Mogadishu is a battle-ravaged capital, the epicenter of the over two-decade civil war that scattered millions of Somalis across the world. Once a beautiful seaside city, its lone cathedral, ancient mosques, luxury hotels and government offices now remain empty shells hosting internally displaced people.
But a new initiative wants to document and preserve the city’s architectural heritage by digitally restoring these monuments and ruins. Known as Somali Architecture (SA), the project is led by a team of Somali architecture students living in the United Kingdom, Italy, and the United States. The goal is to reimagine how Mogadishu once functioned as a modern African capital, and to help audiences experience how relevant cultural, political, and historical statues and buildings were created.

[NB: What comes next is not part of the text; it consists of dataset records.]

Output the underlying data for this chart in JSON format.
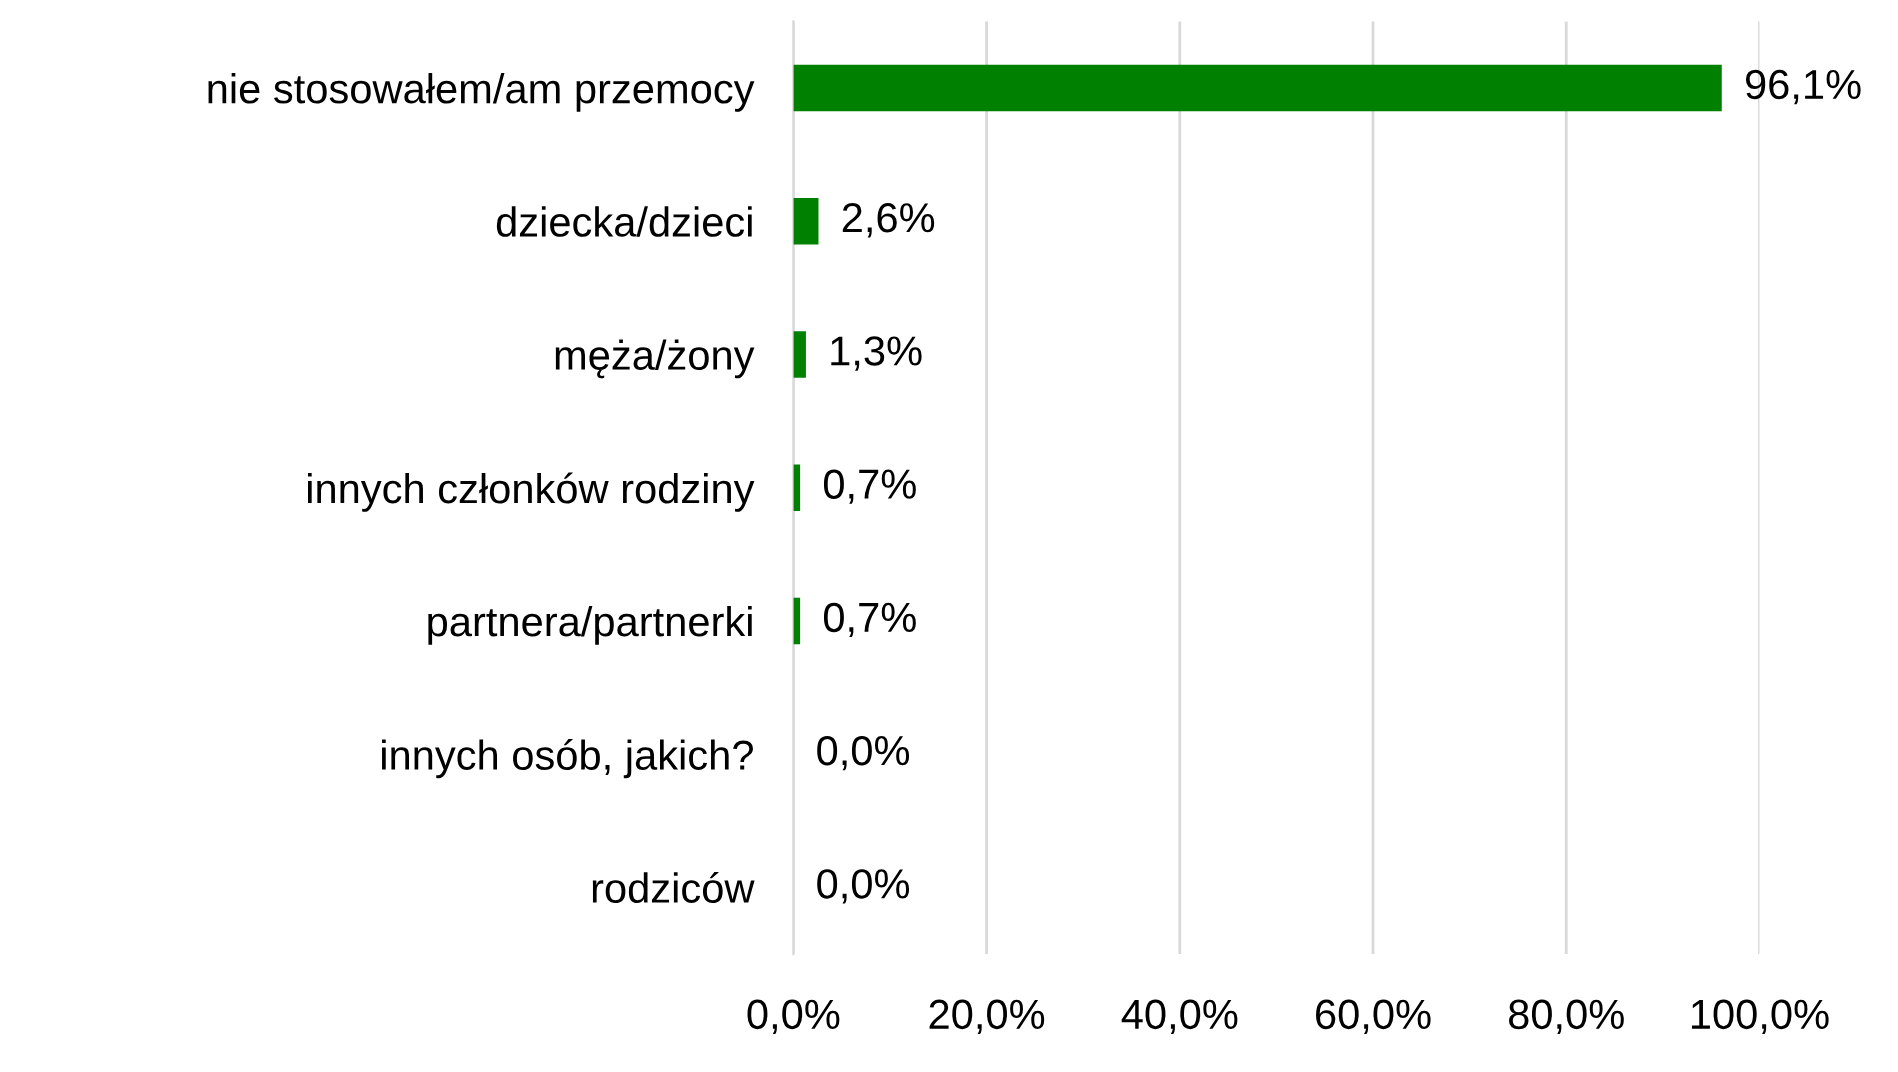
{
  "chart_data": {
    "type": "bar",
    "orientation": "horizontal",
    "categories": [
      "nie stosowałem/am przemocy",
      "dziecka/dzieci",
      "męża/żony",
      "innych członków rodziny",
      "partnera/partnerki",
      "innych osób, jakich?",
      "rodziców"
    ],
    "values": [
      96.1,
      2.6,
      1.3,
      0.7,
      0.7,
      0.0,
      0.0
    ],
    "value_labels": [
      "96,1%",
      "2,6%",
      "1,3%",
      "0,7%",
      "0,7%",
      "0,0%",
      "0,0%"
    ],
    "color": "#008000",
    "xlim": [
      0,
      100
    ],
    "xticks": [
      {
        "value": 0,
        "label": "0,0%"
      },
      {
        "value": 20,
        "label": "20,0%"
      },
      {
        "value": 40,
        "label": "40,0%"
      },
      {
        "value": 60,
        "label": "60,0%"
      },
      {
        "value": 80,
        "label": "80,0%"
      },
      {
        "value": 100,
        "label": "100,0%"
      }
    ],
    "grid": "x",
    "legend": false
  }
}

Yusuf Shegow, a co-creator of the venture, says he was inspired to kickstart it after working on a class project mapping and digitally recreating the city of Manchester in the UK where he lives. The process of researching, redrawing and rendering showed him that one could relive history—if not on a physical scale, then at least on a virtual level.
“I want us to learn from our past,” Shegow, who left Somalia as a young child after the civil war broke out, tells Quartz. Reconstructing these structures, he added, was as much a process of learning as it was about emotional longing for a home that never was. “I left home but home never left me.”
So far, the team has produced up to 15 3D models including the former parliament, the national theater, the monument of the unknown soldier, and the Mogadishu lighthouse.
These animated digital reconstructions are being developed at a time when Somalia undergoes a political, economic, and technological transformation. As a semblance of peace takes hold, foreign tourists are also visiting the country to witness the impact of the civil war and to see what remains of historic monuments like the ones SA is recreating. Some memorial sites and government offices have also been renovated, while the nation’s first post-civil war memorial is set to be erected in memory of those who died in its deadliest-ever attack last year.
Shegow and his team hope to hold an exhibition in July showcasing the virtual models in order to turn more attention to the rebuilding of Mogadishu. They also want to engage the government so that they can oversee sustainable urban planning and appreciate the enduring qualities of architecture. This is important, Shegow says, especially at a time when many Somalis are looking to understand the past to reimagine their future. “There’s hope.”